To start with, the company will increase investment in their partners, not just with games developers but across other media formats such as movies and TV. We've already begun to see the fruits of its more aggressive approach to licensing with a steady increase in merchandising, its Super Nintendo World theme park, and the in-production Mario movie, but this means that we might one day get to see that rumoured Legend of Zelda Netflix show, or something in that vein. It’s likely that we’ll see more Nintendo franchises receive the same treatment in the future, with Mario movies sitting alongside Zelda or Metroid content (Smash Bros. style MCU, anyone???).
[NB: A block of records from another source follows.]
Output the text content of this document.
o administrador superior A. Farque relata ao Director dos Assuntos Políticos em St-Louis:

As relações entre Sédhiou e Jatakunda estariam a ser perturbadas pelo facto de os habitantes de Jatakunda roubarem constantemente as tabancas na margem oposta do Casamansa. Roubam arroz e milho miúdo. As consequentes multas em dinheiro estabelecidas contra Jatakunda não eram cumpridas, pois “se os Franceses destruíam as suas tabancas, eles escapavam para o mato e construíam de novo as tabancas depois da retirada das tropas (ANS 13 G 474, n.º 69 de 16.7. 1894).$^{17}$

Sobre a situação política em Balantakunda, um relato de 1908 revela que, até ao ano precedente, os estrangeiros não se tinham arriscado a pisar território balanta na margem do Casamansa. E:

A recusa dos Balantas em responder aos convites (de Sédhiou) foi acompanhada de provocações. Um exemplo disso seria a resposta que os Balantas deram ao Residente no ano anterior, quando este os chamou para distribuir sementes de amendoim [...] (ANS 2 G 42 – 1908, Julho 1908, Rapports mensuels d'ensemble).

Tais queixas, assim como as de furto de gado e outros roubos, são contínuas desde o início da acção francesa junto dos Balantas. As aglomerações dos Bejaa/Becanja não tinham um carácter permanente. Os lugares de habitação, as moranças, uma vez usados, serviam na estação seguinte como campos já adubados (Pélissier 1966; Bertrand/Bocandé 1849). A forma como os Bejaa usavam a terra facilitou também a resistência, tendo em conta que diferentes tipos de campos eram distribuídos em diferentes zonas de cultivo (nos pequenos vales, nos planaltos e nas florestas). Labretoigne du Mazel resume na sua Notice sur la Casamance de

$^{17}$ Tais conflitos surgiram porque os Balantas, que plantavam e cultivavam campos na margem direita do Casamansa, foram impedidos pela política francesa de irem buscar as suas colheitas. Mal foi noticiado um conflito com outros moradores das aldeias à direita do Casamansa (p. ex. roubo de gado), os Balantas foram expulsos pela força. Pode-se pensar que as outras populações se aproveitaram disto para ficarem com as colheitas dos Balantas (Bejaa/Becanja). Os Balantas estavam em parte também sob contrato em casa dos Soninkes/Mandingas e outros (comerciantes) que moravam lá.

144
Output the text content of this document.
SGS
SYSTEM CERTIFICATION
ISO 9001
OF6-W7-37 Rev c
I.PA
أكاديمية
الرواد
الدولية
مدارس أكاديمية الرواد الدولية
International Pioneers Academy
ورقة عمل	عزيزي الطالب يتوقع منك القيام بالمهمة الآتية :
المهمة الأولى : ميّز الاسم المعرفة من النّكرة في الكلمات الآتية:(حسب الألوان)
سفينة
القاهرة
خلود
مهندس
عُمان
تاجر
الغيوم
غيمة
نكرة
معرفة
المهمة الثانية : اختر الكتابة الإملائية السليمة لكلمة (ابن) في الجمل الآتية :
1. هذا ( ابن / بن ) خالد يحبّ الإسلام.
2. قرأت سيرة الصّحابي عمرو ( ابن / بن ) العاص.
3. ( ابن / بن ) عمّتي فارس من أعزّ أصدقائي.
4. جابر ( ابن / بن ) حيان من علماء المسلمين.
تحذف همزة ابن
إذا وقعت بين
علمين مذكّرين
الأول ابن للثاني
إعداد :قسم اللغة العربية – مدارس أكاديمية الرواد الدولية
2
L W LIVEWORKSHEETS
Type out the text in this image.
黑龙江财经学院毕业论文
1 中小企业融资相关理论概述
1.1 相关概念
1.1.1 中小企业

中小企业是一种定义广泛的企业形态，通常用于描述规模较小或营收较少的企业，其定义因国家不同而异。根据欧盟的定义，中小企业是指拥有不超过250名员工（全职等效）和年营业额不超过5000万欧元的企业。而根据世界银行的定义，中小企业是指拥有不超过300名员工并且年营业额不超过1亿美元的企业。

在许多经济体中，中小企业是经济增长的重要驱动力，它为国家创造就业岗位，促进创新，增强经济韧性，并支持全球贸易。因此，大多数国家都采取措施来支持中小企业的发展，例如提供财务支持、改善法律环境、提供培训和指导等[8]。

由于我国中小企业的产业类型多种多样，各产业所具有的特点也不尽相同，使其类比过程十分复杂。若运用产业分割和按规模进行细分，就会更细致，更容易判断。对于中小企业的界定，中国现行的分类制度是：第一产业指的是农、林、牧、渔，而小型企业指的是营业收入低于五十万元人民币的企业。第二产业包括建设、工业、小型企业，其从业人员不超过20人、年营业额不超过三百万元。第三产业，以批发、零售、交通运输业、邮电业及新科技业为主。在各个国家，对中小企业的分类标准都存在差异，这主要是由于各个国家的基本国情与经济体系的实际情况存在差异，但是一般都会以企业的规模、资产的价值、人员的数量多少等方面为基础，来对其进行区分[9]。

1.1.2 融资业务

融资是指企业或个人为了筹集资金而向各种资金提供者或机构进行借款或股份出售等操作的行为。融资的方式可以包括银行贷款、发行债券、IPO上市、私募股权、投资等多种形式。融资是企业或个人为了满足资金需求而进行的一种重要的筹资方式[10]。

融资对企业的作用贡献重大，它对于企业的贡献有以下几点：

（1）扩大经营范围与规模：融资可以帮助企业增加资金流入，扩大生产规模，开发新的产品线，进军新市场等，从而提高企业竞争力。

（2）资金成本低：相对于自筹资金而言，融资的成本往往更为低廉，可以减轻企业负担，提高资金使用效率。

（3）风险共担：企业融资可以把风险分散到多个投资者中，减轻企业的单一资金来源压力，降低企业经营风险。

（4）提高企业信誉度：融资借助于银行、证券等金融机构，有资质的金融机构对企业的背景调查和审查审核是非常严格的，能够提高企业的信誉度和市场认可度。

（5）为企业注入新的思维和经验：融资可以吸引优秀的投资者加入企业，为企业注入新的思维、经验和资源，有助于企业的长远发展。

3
Nintendo feeling more comfortable handing out their licenses to other companies, we could also see a wider variety of games developed outside of Nintendo’s hands

But with Nintendo feeling more comfortable handing out their licenses to other companies, we could also see a wider variety of games developed outside of Nintendo’s hands. It’s something the company has tested the waters with in the past, giving independent developers the chance to license out their gaming IP, such as utilising the Zelda franchise in Cadence of Hyrule. Handing over full control of main franchise entries hasn’t always worked well in the past (looking at you, Metroid: Other M!) but things are looking promising for their partnership with MercurySteam for the long-awaited Metroid Dread.

At times, it has felt like Nintendo has had too many plates spinning as it handled development on multiple systems, resulting in a noticeably lower output during the Wii U/3DS era. Focusing primarily on Switch has helped smooth development pipelines to an extent, but there are still regular gaps in the Switch release calendar, especially when it comes to the larger releases. This is why Nintendo partners with companies like Bandai Namco on various projects, but if more of the regular 'big' Nintendo games were developed either externally or in collaboration with other developers, we could see a more consistent release schedule of Nintendo games from their third-party partners, resulting in increased opportunity for Nintendo’s internal teams to develop their own new franchises.

For me, some of the most interesting Nintendo releases of the last few years have been new IP like Splatoon and ARMS and it seems like this is also a priority for Nintendo, with President Shuntaro Furukawa previously confirming that in the future Nintendo will increase their “work on new games and series”.

Great game, ARMS
Great game, ARMS (Image: Nintendo)

Obviously, none of these actions are entirely new. At different times throughout Nintendo’s history, the company has made efforts to bring its franchises to people outside of the video games sphere, and partnered with various organisations to make that happen. We all remember the classic Super Mario. Bros movie, don’t we? Ugh. The fallout from that lapse in judgement arguably turned the company overcautious when it came to IP licensing. Or how about the Zelda CD-i games? Double ugh.

But this time, it really feels like there’s more of a strategy to it. By working to bring Nintendo content to theme parks, the big screen, and even to a museum audience, Nintendo as an organisation is becoming much more open. And that’s a good thing for everyone.